The effect was strongly felt throughout the nation as almost all provinces recorded sales activity drop between 40 percent and 60 percent sequentially. The sharpest falls were mainly in the largest markets: Ontario, Quebec and B.C., which recorded a decline of 60.6 percent, 63.4 percent and 55.4 percent, respectively.
Moreover, listings dropped as well, falling 55.7 percent sequentially in April. This signifies that the national sales-to-new listings ratio fell only modestly, dropping to 62.4, a level that would basically be associated markets in seller’s territory. This is not a typical time, and this indicator is less useful than normal given markets that seem to be in stasis – Quebec's 101.6 reading, for example, doesn’t appear particularly informative given the context that generated it.
The average home price dropped 10.1 percent sequentially in April, with the ‘actual’ average price dropping to roughly where it stood this time last year (-1.3 percent year-on-year). The falls were quite broad based, with Ontario recording the largest fall of 13.7 percent.
On the contrary, the quality-adjusted MLS home price index dropped a more modest 0.6 percent sequentially, and in a few key markets such as Ottawa and Regina, price growth stayed positive on a ‘like-for-like’ basis.
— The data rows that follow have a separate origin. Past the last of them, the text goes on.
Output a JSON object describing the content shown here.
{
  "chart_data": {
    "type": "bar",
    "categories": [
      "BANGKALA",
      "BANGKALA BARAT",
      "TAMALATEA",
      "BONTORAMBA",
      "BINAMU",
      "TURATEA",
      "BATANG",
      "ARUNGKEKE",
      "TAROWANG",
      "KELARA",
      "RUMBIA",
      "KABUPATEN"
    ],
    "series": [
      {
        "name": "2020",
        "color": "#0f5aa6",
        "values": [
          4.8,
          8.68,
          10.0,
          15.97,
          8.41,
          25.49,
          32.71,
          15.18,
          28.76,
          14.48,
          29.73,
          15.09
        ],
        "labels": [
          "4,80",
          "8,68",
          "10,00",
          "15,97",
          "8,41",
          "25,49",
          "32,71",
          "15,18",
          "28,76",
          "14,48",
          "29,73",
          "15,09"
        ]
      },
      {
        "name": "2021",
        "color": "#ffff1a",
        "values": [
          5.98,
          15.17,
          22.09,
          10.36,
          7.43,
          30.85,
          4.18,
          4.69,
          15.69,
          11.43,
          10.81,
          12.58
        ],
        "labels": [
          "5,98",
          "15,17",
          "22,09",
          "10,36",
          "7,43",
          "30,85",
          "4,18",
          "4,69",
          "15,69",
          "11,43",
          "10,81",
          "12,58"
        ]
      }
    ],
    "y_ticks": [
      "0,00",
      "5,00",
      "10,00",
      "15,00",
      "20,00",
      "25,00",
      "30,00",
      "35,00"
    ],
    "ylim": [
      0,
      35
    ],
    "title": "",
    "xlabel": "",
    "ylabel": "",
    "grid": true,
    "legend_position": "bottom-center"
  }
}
“April's data confirmed what we were all expecting, namely that the pandemic drove sales to historically depressed levels. Not only did buyers retreat to the sidelines in record numbers, so too did sellers. This meant that markets remained in balanced territory overall”, stated TD Economics in a research report.
With activity contracting steeply and likely to remain depressed for many months, average prices are expected to be distorted, and not fully represent wider market conditions.
“With April in the rear-view, we can start talking about ever so tentative improvements in sales activity as provinces begin to gradually re-open their economies. We do expect sales to remain depressed for a few months longer as job markets slowly improve and buyers remain cautious, but a normalization process is likely already underway”, added TD Economics.